Kellogg’s is buying Pringles for $2.7 billion, increasing its reach in food sectors throughout the world.
The food giant announced its plans to buy Pringles from Procter & Gamble last Wednesday, following a failed attempt to buy Diamond Foods, the New York Times reports.
Procter & Gamble signed a deal with Diamond Foods agreeing to buy Pringles for about $2.4 billion, mainly in stock in April and Diamond, which had previously acquired Kettle potato chips, was looking forward to obtaining Pringle’s global presence and influence in the grocery market.
But the deal was delayed in the midst of a Diamond was accounting scandal, when questions were raised about how well it paid its walnut growers and by early February, Diamad announced it would be restating its financial statements and placing chief executive, Michael J. Mendes, and its chief financial officer, Steven M. Neil, on administrative leave.

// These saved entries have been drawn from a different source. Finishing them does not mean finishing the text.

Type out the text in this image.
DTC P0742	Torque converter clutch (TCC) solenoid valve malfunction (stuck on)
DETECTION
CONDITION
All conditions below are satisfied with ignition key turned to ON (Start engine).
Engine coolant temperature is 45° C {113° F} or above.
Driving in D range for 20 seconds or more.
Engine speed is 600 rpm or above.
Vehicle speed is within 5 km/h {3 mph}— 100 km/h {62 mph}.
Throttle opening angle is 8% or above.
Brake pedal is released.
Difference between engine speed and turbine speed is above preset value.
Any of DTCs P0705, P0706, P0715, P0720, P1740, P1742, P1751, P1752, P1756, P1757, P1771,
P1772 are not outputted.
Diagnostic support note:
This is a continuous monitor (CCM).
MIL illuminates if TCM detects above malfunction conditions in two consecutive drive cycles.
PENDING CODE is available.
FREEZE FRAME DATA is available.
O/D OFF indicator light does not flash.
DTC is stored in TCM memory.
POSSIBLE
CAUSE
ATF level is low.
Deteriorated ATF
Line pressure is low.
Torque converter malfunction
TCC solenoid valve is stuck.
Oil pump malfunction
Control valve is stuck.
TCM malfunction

Within hours, Procter & Gamble announced it was considering other options for Pringles.
Kellogg said it would be taking on $2 billion in debt through the new deal, adding to its existing $5 billion in long-term debt.

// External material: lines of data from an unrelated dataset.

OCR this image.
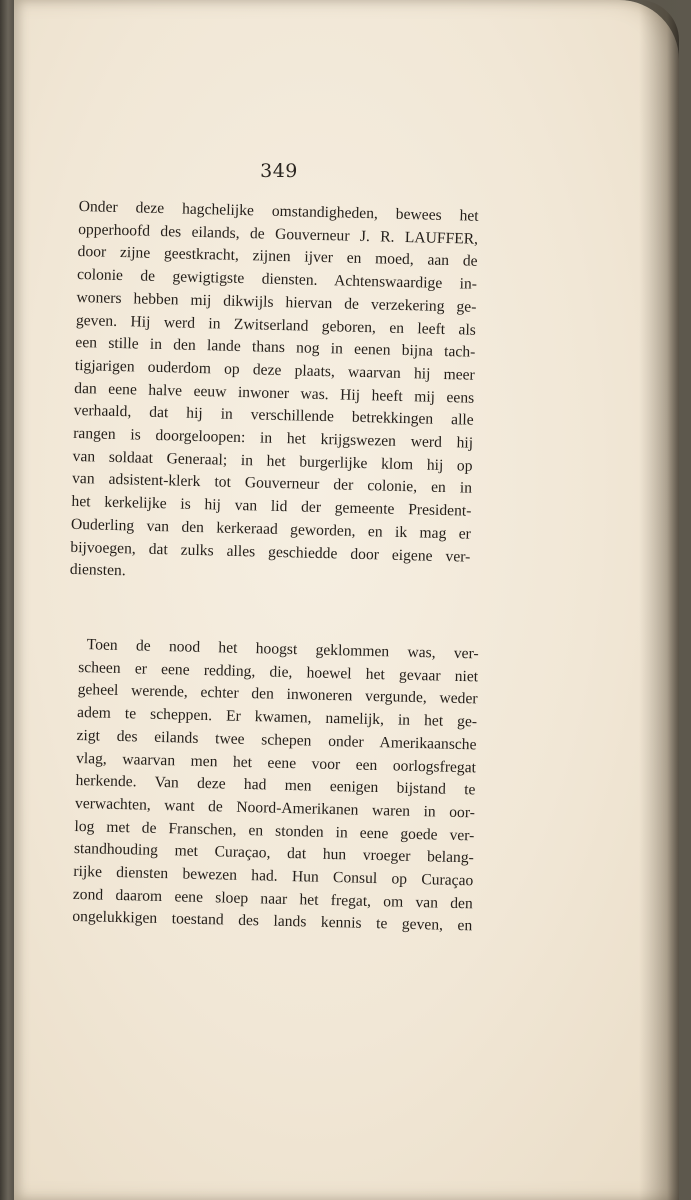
349

Onder deze hagchelijke omstandigheden, bewees het
opperhoofd des eilands, de Gouverneur J. R. LAUFFER,
door zijne geestkracht, zijnen ijver en moed, aan de
colonie de gewigtigste diensten. Achtenswaardige in-
woners hebben mij dikwijls hiervan de verzekering ge-
geven. Hij werd in Zwitserland geboren, en leeft als
een stille in den lande thans nog in eenen bijna tach-
tigjarigen ouderdom op deze plaats, waarvan hij meer
dan eene halve eeuw inwoner was. Hij heeft mij eens
verhaald, dat hij in verschillende betrekkingen alle
rangen is doorgeloopen: in het krijgswezen werd hij
van soldaat Generaal; in het burgerlijke klom hij op
van adsistent-klerk tot Gouverneur der colonie, en in
het kerkelijke is hij van lid der gemeente President-
Ouderling van den kerkeraad geworden, en ik mag er
bijvoegen, dat zulks alles geschiedde door eigene ver-
diensten.

Toen de nood het hoogst geklommen was, ver-
scheen er eene redding, die, hoewel het gevaar niet
geheel werende, echter den inwoneren vergunde, weder
adem te scheppen. Er kwamen, namelijk, in het ge-
zigt des eilands twee schepen onder Amerikaansche
vlag, waarvan men het eene voor een oorlogsfregat
herkende. Van deze had men eenigen bijstand te
verwachten, want de Noord-Amerikanen waren in oor-
log met de Franschen, en stonden in eene goede ver-
standhouding met Curaçao, dat hun vroeger belang-
rijke diensten bewezen had. Hun Consul op Curaçao
zond daarom eene sloep naar het fregat, om van den
ongelukkigen toestand des lands kennis te geven, en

“We are excited to announce this strategic acquisition,” Kellogg’s chief executive, John A. Bryant said in a statement.
“Pringles has an extensive global footprint that catapults Kellogg to the number two position in the worldwide savory snacks category, helping us achieve our objective of becoming a truly global cereal and snacks company.”

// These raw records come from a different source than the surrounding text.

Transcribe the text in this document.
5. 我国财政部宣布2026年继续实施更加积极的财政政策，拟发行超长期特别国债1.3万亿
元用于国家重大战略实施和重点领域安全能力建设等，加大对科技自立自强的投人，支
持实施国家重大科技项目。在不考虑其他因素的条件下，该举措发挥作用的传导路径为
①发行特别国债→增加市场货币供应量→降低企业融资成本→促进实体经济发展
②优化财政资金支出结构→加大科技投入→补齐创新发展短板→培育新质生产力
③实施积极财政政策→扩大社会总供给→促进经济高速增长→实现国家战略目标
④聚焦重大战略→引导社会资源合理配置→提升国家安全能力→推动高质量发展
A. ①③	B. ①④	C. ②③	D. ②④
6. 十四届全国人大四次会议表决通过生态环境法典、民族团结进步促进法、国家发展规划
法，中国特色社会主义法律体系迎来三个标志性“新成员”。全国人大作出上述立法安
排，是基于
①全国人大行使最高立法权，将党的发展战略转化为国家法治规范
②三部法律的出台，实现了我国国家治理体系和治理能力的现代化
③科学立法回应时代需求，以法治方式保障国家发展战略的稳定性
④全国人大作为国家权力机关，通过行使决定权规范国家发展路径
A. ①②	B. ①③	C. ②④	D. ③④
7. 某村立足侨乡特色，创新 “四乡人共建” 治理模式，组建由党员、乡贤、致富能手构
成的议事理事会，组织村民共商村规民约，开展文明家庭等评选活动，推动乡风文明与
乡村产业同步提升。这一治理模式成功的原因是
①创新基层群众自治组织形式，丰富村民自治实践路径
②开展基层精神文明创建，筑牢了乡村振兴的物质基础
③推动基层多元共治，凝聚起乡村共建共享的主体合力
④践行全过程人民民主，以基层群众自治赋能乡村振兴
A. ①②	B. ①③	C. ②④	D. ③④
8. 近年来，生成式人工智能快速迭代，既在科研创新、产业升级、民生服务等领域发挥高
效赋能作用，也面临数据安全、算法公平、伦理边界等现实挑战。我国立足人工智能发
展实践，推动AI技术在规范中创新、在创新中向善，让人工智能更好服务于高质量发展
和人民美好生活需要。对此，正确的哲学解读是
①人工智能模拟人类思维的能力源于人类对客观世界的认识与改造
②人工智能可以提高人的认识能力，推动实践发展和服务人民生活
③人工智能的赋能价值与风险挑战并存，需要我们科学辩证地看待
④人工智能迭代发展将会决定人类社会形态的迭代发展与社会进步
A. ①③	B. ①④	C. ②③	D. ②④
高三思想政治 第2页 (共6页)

In an interesting analysis on the state of the food industry in the US, the New York Times reports that Kellogg’s moves to advertise sugar and fat-laden foods as healthy is a worrying trend.
“We’re not happy with our performance the last couple of years,” Bryant admitted.
‘“Here I am, sitting in this office, and in that building, right there,” Mr. Bryant says, pointing to a plant just a few blocks away, “is one of the few private-label cereal plants in the U.S., probably creating 200 million pounds of cereal a year. Because that thing is there, we have to keep bringing new foods to consumers and delighting them, because if we stand still, people catch up,”’ the New York Times reports.